Cameroun : 163 millions USD pour la numérisation des collectivités locales

Le Cameroun franchit une nouvelle étape dans sa modernisation administrative. Les autorités de Yaoundé ont lancé une recherche de financement de 163 millions de dollars, soit environ 90 milliards de francs CFA aux taux actuels, pour digitaliser les collectivités territoriales décentralisées (CTD). L’objectif est d’équiper les communes et les régions – plus de 360 communes et dix régions – d’outils numériques capables de fluidifier la gestion des services publics de proximité.

Un investissement clé pour la décentralisation

Ce besoin de financement s’inscrit dans le prolongement du Code général des collectivités territoriales décentralisées adopté en 2019, un texte fondateur qui a redessiné l’architecture de la gouvernance locale. Depuis, le transfert de compétences vers les collectivités s’est accéléré, mais les moyens techniques n’ont pas toujours suivi le même rythme. La numérisation apparaît comme le levier pour combler ce décalage entre des prérogatives élargies et des capacités opérationnelles encore inégales.

Concrètement, les fonds recherchés doivent financer la mise en place de plateformes de gestion administrative, la dématérialisation des actes d’état civil, l’informatisation des régies de recettes et la connexion des exécutifs municipaux aux systèmes d’information de l’État central. Pour des collectivités souvent confrontées à une faible mobilisation fiscale, l’enjeu est aussi budgétaire : un meilleur recouvrement via le numérique conditionne l’autonomie financière promise par la décentralisation.

Une question de souveraineté numérique

Le choix des partenaires techniques et financiers sera un marqueur important. Ces dernières années, le Cameroun a multiplié les coopérations avec des bailleurs multilatéraux comme la Banque mondiale, la Banque africaine de développement ou l’Agence française de développement sur des projets de gouvernance électronique. Parallèlement, la Chine s’est imposée comme un fournisseur majeur d’infrastructures télécoms, notamment via le backbone national déployé en partenariat avec Huawei.

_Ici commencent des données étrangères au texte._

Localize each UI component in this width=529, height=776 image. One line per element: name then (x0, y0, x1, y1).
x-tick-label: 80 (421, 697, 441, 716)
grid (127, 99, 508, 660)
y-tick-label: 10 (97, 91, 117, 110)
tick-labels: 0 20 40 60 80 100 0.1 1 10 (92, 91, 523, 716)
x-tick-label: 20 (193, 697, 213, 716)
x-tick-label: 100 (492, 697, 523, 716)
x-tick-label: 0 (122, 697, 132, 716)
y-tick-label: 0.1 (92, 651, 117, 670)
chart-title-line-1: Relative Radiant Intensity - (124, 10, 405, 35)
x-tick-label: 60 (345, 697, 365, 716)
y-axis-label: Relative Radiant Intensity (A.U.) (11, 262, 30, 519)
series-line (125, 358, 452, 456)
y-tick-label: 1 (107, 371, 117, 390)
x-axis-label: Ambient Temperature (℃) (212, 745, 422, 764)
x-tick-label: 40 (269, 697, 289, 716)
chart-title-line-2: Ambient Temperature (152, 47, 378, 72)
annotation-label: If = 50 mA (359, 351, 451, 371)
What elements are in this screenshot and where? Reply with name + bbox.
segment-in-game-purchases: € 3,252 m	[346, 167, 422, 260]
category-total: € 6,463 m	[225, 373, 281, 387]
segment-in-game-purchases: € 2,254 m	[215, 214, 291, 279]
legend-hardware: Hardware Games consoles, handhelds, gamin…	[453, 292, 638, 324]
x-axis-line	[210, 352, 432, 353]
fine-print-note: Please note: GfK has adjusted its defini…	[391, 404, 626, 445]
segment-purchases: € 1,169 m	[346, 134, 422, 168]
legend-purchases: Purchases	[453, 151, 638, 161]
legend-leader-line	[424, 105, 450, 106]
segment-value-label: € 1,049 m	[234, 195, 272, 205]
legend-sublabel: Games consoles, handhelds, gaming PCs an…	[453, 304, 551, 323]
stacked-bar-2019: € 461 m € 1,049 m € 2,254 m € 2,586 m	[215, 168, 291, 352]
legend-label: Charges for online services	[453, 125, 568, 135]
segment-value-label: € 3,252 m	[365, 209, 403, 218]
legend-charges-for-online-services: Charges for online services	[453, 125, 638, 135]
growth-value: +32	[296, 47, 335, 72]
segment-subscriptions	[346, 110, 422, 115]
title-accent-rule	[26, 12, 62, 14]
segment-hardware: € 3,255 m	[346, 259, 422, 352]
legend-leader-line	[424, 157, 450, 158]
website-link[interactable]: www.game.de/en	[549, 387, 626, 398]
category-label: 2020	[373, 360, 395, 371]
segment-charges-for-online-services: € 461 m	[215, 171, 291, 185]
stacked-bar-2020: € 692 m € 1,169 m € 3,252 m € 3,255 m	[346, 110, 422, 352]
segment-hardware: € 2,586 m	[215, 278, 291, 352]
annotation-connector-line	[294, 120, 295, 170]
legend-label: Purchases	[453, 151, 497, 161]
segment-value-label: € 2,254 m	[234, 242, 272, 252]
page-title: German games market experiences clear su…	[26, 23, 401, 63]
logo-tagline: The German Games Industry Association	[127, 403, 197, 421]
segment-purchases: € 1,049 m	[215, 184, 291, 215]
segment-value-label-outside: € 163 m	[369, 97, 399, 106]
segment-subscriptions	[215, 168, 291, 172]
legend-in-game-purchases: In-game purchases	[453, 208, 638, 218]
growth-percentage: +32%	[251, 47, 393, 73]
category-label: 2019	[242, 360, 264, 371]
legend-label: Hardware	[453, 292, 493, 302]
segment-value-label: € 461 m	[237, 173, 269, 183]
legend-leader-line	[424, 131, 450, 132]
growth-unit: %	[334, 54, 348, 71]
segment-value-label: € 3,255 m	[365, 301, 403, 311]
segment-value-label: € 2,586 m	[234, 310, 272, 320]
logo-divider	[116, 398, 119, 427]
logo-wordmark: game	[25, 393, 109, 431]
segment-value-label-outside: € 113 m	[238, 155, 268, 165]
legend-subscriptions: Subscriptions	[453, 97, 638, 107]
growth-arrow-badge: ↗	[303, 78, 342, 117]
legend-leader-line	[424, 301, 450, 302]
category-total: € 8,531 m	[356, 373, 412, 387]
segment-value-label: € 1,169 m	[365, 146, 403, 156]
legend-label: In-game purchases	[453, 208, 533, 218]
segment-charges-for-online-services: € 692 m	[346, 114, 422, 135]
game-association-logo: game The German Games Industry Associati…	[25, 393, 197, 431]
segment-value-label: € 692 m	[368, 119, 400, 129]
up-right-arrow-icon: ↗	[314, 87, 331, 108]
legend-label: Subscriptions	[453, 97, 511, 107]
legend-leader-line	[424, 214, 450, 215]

Pour un projet qui touche aux données des citoyens et à la chaîne administrative locale, la question de l’hébergement souverain se pose avec acuité. Le pays dispose d’un cadre légal sur la cybersécurité et la protection des données depuis 2010, mais son application opérationnelle reste perfectible. La numérisation des CTD impliquera de choisir entre des solutions hébergées localement, le recours au cloud d’opérateurs étrangers ou des architectures hybrides, chaque option ayant des implications en termes de coût, de résilience et de contrôle.

Le contexte régional offre des points de comparaison utiles. Le Rwanda a fait de l’Irembo une vitrine de la dématérialisation des services publics jusqu’au niveau des secteurs administratifs. Le Sénégal a engagé une stratégie similaire via la Délégation générale à la transformation numérique. Enfin, le Bénin a mis en service un guichet unique des formalités administratives qui inspire plusieurs voisins d’Afrique centrale.

Des défis opérationnels au-delà du financement

Mobiliser 163 millions USD ne suffira pas à garantir le succès du projet. La fracture numérique territoriale reste marquée au Cameroun, avec des zones rurales encore mal desservies par la fibre optique et la 4G. L’Agence de régulation des télécommunications (ART) et le ministère des Postes et Télécommunications devront articuler le déploiement des services numériques communaux avec l’extension des infrastructures de connectivité, sous peine de creuser les inégalités entre les métropoles et l’arrière-pays.

La formation des agents communaux représente un autre angle mort de cette transformation. Sans personnel formé à l’utilisation des outils, à la maintenance de premier niveau et à la cybersécurité élémentaire, les investissements matériels risquent de produire des effets limités. Plusieurs partenaires techniques insistent désormais sur le couplage des projets d’équipement avec des volets de renforcement des capacités s’étalant sur plusieurs années.

Reste la question du calendrier. Le gouvernement camerounais n’a pas, à ce stade, communiqué publiquement d’échéancier précis pour la mobilisation des fonds ni de liste arrêtée de bailleurs sollicités. Le rythme effectif du chantier conditionnera la crédibilité d’une décentralisation présentée comme un axe majeur de la modernisation de l’État.